Nei mesi di lockdown c’è stato qualcosa di cui ha sentito la mancanza?
«La possibilità di uscire e di allenarmi fuori. Non è facile stare chiusi e fare i rulli sempre per chi, come noi ciclisti, è abituato a fare tanti chilometri fuori. Naturalmente mi è mancato non vedere i miei amici».
Lei ha 21 anni ed è molto giovane: scegliendo la vita da atleta ha dovuto fare cambiare stile di vita. A cosa ha dovuto rinunciare?

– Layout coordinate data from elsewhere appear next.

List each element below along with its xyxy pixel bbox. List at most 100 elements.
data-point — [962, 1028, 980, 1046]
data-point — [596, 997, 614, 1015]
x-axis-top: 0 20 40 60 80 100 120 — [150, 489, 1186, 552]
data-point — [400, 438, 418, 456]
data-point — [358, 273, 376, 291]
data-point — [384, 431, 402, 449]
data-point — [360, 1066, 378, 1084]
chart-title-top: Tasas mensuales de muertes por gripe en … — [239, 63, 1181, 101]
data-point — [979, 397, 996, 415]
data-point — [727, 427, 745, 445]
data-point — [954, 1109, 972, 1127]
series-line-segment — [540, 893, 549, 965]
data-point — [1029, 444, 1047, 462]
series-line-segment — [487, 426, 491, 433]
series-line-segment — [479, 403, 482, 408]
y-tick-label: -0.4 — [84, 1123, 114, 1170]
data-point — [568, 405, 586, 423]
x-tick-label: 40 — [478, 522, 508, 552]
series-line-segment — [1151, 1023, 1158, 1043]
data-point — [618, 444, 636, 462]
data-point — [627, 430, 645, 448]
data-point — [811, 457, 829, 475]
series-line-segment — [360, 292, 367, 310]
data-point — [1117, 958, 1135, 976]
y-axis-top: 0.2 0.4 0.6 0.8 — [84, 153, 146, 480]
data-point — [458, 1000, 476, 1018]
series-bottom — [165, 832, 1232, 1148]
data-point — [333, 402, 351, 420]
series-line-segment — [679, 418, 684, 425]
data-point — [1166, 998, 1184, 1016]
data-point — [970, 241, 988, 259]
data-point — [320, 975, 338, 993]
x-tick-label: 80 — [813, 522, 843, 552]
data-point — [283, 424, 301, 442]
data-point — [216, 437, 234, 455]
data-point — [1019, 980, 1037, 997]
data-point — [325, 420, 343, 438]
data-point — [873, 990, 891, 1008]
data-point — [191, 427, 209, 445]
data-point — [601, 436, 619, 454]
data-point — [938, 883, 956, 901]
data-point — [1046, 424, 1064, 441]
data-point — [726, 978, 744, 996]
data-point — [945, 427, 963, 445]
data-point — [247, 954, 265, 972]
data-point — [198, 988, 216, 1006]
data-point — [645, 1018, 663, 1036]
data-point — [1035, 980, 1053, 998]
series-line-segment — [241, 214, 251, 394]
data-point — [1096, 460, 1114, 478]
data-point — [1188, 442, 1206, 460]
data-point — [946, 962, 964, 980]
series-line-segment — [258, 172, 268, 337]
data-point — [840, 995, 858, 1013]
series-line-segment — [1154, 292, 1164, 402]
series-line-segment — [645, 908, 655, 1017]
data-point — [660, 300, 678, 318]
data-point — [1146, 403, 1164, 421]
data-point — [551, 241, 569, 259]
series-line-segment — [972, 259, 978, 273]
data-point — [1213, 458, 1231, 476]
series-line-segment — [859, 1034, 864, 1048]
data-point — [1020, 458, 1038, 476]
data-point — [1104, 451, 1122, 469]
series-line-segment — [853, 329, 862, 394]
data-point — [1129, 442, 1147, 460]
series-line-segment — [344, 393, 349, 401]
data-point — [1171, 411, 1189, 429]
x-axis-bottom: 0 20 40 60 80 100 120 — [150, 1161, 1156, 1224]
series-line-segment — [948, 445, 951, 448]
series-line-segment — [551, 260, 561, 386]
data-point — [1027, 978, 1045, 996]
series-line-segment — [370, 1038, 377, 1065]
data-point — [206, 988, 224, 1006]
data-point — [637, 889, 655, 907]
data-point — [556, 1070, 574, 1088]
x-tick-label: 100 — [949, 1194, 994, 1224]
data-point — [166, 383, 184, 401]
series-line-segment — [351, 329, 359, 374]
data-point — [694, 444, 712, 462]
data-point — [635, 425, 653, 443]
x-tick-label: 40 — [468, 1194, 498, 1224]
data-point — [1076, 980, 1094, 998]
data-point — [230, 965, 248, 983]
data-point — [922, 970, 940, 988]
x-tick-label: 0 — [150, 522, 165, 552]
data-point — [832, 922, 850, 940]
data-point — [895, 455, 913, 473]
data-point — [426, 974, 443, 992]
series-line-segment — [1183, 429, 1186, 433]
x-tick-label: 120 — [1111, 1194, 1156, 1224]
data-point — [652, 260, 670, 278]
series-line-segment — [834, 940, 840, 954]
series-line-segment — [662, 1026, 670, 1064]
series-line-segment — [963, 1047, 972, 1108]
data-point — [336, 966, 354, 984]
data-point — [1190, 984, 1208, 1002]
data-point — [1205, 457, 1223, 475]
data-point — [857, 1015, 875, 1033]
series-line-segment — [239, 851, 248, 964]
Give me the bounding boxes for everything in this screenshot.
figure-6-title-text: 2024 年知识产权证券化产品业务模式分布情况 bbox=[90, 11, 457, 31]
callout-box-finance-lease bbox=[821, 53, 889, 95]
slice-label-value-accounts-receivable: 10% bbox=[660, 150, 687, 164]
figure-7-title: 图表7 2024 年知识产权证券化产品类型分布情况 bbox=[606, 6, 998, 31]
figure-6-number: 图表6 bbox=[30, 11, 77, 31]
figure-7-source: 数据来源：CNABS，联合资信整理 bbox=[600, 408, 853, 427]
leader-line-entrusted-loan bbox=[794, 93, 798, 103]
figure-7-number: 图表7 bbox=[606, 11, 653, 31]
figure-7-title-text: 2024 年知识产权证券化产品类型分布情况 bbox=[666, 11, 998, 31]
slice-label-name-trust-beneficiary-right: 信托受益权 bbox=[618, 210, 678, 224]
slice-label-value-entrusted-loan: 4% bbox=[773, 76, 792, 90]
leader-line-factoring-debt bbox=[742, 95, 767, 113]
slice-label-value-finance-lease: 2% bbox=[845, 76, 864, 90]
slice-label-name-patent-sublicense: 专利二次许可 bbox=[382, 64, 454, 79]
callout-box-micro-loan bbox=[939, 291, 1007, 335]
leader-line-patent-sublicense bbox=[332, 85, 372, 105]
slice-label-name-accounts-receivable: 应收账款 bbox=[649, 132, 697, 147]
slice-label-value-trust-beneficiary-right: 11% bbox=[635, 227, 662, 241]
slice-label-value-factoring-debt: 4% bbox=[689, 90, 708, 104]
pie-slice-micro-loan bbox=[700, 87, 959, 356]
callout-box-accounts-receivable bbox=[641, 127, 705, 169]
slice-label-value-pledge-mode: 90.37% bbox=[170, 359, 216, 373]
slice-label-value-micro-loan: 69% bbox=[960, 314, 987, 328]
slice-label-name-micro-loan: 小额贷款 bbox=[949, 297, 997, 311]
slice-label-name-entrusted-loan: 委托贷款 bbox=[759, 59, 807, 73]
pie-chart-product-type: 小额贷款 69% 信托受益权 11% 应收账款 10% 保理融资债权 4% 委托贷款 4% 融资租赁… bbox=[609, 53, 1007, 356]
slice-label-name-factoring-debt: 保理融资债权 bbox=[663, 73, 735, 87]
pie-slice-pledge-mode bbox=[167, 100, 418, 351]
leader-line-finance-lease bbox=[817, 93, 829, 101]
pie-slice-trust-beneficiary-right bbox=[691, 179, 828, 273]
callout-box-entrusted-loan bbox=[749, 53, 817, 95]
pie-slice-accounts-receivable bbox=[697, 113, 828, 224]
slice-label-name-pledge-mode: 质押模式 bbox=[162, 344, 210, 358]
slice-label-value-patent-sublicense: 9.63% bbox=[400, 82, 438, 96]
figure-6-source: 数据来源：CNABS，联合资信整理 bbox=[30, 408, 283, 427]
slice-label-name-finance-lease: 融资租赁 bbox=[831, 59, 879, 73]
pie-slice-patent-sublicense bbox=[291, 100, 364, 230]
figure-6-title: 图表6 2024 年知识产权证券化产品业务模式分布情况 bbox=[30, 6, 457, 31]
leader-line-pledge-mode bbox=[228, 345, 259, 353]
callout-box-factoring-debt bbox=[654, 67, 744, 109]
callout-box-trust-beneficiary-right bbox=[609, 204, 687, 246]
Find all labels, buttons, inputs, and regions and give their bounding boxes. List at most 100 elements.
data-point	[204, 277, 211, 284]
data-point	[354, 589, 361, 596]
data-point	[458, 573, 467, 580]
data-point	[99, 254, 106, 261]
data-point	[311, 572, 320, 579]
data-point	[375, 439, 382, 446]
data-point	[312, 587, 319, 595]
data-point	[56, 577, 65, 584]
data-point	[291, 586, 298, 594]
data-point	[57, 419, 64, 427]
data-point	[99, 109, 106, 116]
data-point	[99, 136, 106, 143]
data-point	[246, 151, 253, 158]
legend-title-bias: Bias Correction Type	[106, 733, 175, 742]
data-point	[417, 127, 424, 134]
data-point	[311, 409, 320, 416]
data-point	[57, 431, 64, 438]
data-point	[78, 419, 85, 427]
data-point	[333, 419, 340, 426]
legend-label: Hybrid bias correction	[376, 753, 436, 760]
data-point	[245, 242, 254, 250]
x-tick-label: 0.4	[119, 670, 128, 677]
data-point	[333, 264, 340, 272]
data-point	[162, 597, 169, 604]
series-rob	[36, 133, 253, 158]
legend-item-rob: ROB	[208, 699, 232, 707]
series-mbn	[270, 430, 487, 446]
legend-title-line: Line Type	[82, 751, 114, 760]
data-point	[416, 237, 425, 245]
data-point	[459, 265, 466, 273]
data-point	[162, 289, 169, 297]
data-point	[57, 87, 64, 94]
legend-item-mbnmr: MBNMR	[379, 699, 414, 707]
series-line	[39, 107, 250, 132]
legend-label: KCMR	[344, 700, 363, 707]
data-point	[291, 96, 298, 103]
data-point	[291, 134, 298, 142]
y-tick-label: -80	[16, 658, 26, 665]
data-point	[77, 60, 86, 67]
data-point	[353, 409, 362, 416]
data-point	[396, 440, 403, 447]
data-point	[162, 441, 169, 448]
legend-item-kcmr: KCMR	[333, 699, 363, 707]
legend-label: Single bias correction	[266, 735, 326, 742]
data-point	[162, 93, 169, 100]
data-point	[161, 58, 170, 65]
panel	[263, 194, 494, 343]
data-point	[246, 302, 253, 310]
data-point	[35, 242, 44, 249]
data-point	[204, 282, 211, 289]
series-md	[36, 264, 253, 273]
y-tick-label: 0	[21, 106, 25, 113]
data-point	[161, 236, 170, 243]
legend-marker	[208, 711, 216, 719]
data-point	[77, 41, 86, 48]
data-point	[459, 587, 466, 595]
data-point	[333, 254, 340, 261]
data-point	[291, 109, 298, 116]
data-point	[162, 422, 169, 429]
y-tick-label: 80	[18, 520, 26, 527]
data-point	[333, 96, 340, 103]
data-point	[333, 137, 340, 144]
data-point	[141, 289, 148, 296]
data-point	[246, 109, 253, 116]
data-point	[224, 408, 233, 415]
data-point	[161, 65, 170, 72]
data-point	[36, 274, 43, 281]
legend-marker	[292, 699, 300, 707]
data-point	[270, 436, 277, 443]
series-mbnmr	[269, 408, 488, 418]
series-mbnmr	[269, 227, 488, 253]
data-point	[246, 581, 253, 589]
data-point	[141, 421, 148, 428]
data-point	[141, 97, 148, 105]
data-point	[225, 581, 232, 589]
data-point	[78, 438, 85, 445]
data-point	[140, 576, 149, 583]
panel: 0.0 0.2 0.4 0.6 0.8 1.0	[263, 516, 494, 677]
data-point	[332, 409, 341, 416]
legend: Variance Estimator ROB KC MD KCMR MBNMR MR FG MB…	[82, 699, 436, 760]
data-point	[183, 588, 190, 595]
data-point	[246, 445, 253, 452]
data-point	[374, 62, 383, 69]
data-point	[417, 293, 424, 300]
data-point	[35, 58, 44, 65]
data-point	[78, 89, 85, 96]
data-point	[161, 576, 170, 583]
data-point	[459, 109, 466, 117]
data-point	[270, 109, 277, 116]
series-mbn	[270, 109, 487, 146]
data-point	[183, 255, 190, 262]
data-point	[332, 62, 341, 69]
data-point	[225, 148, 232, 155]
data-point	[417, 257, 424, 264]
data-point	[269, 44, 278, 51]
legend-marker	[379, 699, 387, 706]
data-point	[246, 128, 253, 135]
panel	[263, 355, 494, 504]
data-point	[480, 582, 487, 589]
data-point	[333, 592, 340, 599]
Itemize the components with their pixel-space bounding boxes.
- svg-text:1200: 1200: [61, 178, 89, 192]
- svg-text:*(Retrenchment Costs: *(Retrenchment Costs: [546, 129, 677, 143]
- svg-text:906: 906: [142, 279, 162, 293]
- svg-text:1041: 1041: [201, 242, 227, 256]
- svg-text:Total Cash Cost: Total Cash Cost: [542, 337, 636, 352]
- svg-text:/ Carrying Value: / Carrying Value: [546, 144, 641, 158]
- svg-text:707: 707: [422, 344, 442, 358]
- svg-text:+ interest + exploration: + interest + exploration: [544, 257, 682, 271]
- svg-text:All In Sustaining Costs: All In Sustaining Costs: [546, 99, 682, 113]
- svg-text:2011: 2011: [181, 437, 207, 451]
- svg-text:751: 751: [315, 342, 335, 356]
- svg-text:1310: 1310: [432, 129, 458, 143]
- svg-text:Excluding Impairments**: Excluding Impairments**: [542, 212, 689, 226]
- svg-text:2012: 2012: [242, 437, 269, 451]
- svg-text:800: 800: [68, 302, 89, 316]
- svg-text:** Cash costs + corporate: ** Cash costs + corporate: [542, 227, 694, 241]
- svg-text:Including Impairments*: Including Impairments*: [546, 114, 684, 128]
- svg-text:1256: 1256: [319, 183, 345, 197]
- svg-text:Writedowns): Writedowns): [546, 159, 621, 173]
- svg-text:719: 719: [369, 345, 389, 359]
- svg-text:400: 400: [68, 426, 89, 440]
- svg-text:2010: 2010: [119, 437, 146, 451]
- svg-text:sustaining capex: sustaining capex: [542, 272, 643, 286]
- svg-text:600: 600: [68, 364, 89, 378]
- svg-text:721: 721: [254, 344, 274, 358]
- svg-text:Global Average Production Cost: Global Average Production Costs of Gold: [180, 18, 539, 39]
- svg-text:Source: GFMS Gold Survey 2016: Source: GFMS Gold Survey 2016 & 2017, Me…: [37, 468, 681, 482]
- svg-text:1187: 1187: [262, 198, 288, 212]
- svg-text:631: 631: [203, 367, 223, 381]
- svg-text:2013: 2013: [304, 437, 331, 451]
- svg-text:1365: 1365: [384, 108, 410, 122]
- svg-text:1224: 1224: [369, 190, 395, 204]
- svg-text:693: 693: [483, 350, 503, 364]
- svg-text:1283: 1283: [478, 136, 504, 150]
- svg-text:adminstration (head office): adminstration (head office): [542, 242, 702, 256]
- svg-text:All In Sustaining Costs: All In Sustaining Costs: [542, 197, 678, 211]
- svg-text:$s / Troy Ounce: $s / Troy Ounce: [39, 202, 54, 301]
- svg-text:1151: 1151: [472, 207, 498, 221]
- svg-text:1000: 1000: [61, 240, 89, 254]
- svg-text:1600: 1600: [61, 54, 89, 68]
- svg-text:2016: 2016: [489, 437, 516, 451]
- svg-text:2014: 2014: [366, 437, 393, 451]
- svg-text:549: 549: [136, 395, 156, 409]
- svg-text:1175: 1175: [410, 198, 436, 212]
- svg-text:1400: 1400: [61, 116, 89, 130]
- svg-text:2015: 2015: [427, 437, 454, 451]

«Ho dovuto organizzare tutta la mia vita in funzione degli allenamenti e delle gare. Quindi ho dovuto rinunciare ad andare la sera in discoteca e a mangiare in un modo diverso, ma non è stato questo un sacrificio, tutti gli atleti fanno queste rinunce. L’unica cosa che mi dispiace è stato aver perso un po’ di vista degli amici che vivono nel mio paese a Calusco d’Adda e di scuola. Però nel ciclismo ho trovato tanti nuovi amici».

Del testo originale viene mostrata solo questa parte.